I would like to make a comment.

The hierarchy problem has been bugging the community for a long time, and for a long time very clever people have been going around making claims like the ones we read here, i.e. There is a natural scale (the planck mass) for the higgs mass, there is therefore a fine tuning problem, there must be therefore new physics at the TeV. And this claim has been made so boldly and arrogantly, in the sense that almost everyone would just give it for granted and entire physics careers have been build on solutions to the hierarchy problem.

To me, while the problem is inded an interesting one, the really issue here was and is precisely the arrogance and superiority with which these claims were and sometimes still are done, as if this were so obvious and whoever does not see it "has some kind of problem".

Now of course we can discuss as much as we want about this, but there is an indisputable fact. LHC has not seen anything, in spite of the claims of all those very clever people. So this is a fact, the claims, as they were done, were plainly wrong. Period. This does not mean that the problem does not exists or that there is no new physics, but that for sure the implications that were given for granted before as practically obvious, were and are far from obvious, and as a matter of fact wrong, at least in the form they were made. So this just to say, to whoever does not see this hierarchy problem, that experimental evidence seems to be on your side., which is what we should always remember of, as physicists. We might be clever, but nature doesn't need to follow our logic.

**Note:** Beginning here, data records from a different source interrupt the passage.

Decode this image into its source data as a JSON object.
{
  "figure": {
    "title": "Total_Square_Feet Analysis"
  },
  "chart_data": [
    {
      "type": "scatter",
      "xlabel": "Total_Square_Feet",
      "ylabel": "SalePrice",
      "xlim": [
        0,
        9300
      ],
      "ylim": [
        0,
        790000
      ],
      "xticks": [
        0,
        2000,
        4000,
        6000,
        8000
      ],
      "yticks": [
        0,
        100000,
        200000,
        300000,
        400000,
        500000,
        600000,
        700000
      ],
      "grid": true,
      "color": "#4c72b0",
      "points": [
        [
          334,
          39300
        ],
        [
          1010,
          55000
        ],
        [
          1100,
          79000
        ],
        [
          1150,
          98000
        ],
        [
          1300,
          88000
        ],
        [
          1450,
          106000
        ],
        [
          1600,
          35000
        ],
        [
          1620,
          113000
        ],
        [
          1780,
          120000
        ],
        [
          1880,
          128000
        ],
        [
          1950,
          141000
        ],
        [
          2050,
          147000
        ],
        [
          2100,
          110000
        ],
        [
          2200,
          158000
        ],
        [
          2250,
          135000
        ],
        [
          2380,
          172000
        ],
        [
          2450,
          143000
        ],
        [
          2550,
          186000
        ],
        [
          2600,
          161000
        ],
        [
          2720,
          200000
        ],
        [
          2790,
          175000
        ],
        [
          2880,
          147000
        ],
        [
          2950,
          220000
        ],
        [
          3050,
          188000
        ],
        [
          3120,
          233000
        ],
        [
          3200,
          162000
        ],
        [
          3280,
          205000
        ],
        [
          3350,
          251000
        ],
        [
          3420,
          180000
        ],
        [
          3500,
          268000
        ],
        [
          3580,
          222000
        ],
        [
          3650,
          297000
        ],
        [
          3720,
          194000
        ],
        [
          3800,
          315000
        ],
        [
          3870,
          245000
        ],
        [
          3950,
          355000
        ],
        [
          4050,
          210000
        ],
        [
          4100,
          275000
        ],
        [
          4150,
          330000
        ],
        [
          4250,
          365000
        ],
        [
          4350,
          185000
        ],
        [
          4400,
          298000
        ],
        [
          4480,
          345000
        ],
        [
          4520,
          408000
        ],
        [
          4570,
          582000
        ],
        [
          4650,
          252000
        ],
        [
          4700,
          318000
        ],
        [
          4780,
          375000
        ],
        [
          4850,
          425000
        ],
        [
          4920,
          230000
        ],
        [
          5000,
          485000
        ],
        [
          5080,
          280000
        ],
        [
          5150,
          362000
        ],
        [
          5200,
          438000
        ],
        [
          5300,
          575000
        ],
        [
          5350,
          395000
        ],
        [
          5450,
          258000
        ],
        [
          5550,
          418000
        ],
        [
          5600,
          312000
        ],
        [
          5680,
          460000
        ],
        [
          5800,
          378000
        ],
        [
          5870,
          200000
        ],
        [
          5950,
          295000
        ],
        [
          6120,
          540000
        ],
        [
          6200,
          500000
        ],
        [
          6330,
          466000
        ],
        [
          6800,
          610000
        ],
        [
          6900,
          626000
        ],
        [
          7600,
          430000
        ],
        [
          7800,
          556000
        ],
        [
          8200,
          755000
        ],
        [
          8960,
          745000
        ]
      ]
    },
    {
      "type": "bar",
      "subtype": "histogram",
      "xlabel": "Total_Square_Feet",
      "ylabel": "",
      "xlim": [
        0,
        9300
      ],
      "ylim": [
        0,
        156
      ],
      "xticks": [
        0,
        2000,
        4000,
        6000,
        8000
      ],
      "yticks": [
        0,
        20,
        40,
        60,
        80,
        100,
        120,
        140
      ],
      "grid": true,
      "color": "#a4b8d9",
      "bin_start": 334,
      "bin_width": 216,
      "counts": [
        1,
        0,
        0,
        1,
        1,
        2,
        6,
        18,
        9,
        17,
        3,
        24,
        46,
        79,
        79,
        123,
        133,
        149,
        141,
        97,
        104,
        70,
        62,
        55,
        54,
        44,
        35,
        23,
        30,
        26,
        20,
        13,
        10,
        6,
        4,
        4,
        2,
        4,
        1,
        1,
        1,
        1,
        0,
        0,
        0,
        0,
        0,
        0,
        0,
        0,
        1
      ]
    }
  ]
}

Having said that, there are two (for me) assumptions that are made here. First of all, people talk about the planck mass as a natural scale. This assumes somehow that gravity has a role in all this. You need G to enter one way or another. Now we know that gravity is a very resilient theory, does not like to be quantized and seems to be deeply different than anything else we know. So how can we so easily make such a strong claim? Who tells us that gravity does not follow completely different patterns? Might not even be a fundamental force, but maybe an emergent one, as some people have claimed, and G would be more like the boltzman constant. But without having to go so far, QFT without gravity does not know anything about G, the higgs does not know anything about G. So how can we so boldly state that the natural scale for the higgs mass is the planck mass?

We can look at this from a slightly different perspective, namely computing the radiative corrections to the higgs mass. People say, oh my god, the radiative corrections go as the cutoff energy squared, which is a disaster ( if the cut off is the planck scale, it's easy to see where the fine tuning comes from)

But again, we are assuming here that there is a cutoff at the planck scale, we are computing just one loop corrections to the higgs mass, very well knowing that perturbation theory is a partial answer to what happens in reality (the perturbation series it self does not converge and we have no idea of what kind of physics could arise non pertubatively) and finally we are using a regularization scheme which is beyond good and bad. Cut offs are bad, break any possible symmetry of the theory. If you use a reasonable scheme, like dim reg, the mass squared leaves the place to usual 1/eps terms, that will disappear in UV renormalization as any other infinity in quantum field theory and no one would be bothered.

Now please don't isunderstand me. Here I don't want to say that there is no need for new physics, nor that the SM of particle physics is the end of the story. But clearly, if we remove the cutoff and assume that qft is mathematically well defined everywhere (still possibly without being the final theory!) then the problem simply does not exist.

So we might now end up in a philosophical discussion, but what is more probable here? That the higgs mass is affected by the planck scale, that we should see some physics at some TeV that cures this, but everything conspires aginst us seeing signs of any new phenomena up to a couple of TeV, etc etc or are we maybe just reckoning without our host here?